Non diversamente, l’altrettanto ignoto compilatore del già citato trattato esegetico di probabile ascendenza insulare noto come Pauca problesmata (viii sec.) ritiene opportuno utilizzare le sue conoscenze di metrica classica – conoscenze, a dire il vero, alquanto confuse – per illuminare ulteriormente il testo biblico. Posto a confronto con le parole Ego sum alpha et omega, il nostro commentatore si sforza di trarne una spiegazione dotta : per lui, la lettera greca a, che considera una vocale lunga, simbolizza l’eternità divina, mentra la lettera w, ritenuta invece una breve, starebbe a indicare la ridotta durata dell’esistenza umana : ‘Ego sum alfa et omega’ : cur istas litteras dicit hic ? Ut indicarent quia Dominus primus et novissimus est […] vel ideo dixit illas duas litteras, quia a l f a apud Graecos p r o d u c t a sit, significat aeternitatem divinitatis, o m e g a vero c o r re p t a, significat brevitatem humanitatis (CCcm 173, pp. 246-47). Al termine di questa esauriente – forse sovrabbondante – serie di loci similes, s’impone una rapida quanto succinta conclusione. Il nono secolo si presenta tradizionalmente come il momento iniziale della ‘rinascenza carolingia’, che annovera fra i suoi elementi caratterizzanti un vivace sviluppo degli studi di grammatica e retorica : non si dimentichi che proprio queste due discipline saranno oggetto di altrettanti trattati composti dall’intellettuale più rappresentativo dell’epoca, Alcuino. Vorrei allora far notare come, nell’ambito dell’insegnamento scolastico e degli studi grammaticali ed esegetici, il secolo ottavo segni già una sorta di ‘prerinascenza’ . Le numerose opere grammaticali che questo secolo ci ha trasmesso si sono poste l’obbiettivo – attraverso lo studio della ‘parola’, studio tanto più fondamentale quando si tratta del Verbo divino – di esorcizzare la diffidenza di Gregorio Magno e di fare delle ‘regole di Donato’ non più un vincolo, una costrizione, ma piuttosto uno strumento imprescindibile per l’esegesi biblica. In conclusione, gli anonimi e oscuri autori di questi manuali di grammatica hanno portato a termine con successo un compito di portata storica : riavvicinare i testi sacri ai canoni della scuola antica, ricollegare il sermo piscatorius con il sermo oratorius, in una sola parola, riconciliare Donato con la Bibbia*.

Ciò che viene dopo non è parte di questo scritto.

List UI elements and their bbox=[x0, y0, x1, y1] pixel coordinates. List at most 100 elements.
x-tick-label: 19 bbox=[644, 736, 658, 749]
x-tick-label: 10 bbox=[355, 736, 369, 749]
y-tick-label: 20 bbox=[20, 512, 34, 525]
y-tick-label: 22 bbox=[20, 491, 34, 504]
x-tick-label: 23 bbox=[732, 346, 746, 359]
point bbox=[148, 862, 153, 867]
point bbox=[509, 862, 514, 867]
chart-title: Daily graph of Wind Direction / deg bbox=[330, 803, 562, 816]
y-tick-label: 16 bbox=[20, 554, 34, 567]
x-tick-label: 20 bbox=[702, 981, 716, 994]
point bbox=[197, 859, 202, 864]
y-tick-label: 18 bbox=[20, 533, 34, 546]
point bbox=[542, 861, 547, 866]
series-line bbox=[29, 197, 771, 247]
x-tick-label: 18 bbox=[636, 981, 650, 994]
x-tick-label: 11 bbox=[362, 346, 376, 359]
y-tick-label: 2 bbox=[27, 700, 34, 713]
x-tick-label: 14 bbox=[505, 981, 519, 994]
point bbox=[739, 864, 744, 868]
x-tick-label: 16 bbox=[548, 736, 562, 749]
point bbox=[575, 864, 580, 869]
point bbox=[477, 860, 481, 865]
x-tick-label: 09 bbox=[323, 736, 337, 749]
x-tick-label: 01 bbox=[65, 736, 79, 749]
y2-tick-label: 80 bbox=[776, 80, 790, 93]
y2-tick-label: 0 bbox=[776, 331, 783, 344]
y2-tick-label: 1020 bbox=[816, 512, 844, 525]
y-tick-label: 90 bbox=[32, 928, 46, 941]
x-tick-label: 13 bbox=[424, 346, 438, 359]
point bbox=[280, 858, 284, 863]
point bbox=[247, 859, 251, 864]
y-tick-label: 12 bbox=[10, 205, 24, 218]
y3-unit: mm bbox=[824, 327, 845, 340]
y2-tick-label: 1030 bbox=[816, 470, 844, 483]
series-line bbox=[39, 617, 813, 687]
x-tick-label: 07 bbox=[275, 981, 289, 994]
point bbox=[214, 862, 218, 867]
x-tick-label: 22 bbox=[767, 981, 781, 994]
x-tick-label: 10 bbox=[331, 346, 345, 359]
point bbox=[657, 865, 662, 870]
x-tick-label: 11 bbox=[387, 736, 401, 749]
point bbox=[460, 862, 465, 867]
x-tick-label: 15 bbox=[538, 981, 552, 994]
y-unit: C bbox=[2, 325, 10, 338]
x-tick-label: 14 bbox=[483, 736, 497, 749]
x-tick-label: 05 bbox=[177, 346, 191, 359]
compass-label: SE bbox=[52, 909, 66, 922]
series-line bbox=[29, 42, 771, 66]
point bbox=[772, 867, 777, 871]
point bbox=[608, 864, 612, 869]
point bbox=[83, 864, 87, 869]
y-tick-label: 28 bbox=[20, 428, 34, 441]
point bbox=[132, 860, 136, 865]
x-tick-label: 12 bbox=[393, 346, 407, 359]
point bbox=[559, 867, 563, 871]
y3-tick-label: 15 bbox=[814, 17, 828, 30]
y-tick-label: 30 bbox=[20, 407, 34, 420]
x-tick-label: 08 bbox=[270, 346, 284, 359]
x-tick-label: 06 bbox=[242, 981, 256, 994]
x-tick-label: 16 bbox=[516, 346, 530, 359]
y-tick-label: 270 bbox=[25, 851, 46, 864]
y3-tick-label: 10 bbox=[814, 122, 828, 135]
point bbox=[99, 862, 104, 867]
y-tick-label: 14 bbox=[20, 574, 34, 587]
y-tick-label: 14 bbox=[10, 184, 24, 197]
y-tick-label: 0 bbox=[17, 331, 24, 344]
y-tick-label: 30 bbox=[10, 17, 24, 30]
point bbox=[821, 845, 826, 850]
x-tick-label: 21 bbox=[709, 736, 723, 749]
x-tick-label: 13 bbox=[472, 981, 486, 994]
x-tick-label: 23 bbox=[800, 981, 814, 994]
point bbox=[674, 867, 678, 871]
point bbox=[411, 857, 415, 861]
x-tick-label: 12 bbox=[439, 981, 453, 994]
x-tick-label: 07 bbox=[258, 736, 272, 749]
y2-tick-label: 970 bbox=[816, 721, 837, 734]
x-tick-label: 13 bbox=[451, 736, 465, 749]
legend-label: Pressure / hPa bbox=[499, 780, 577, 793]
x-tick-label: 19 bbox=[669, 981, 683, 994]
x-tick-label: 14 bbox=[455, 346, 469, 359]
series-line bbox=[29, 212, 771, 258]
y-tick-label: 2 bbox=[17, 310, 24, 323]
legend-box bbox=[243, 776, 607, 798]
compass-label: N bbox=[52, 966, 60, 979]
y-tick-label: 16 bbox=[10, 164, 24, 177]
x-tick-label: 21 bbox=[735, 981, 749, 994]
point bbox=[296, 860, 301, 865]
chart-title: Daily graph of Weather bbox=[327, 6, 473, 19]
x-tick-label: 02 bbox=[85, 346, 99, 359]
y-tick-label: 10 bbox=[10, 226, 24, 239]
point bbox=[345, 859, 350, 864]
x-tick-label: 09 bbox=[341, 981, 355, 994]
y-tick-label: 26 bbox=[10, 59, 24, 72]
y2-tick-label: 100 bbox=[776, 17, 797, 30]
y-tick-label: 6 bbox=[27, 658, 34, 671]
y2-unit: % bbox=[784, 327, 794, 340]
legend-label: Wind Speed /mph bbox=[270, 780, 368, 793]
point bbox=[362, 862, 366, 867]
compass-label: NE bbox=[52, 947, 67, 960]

* Questo contributo costituisce una versione ampiamente rielaborata e annotata di una relazione da me presentata in lingua francese in occasione del Convegno internazionale ‘Ancient Grammar and its Posterior Tradition’ (St. Petersburg, 20-23 aprile 2005), di cui non sono ancora stati pubblicati gli Atti. Colgo l’occasione per ringraziare il collega Vladimir Mazhuga per il prezioso e infaticabile coordinamento scientifico e organizzativo svolto in quell’occasione.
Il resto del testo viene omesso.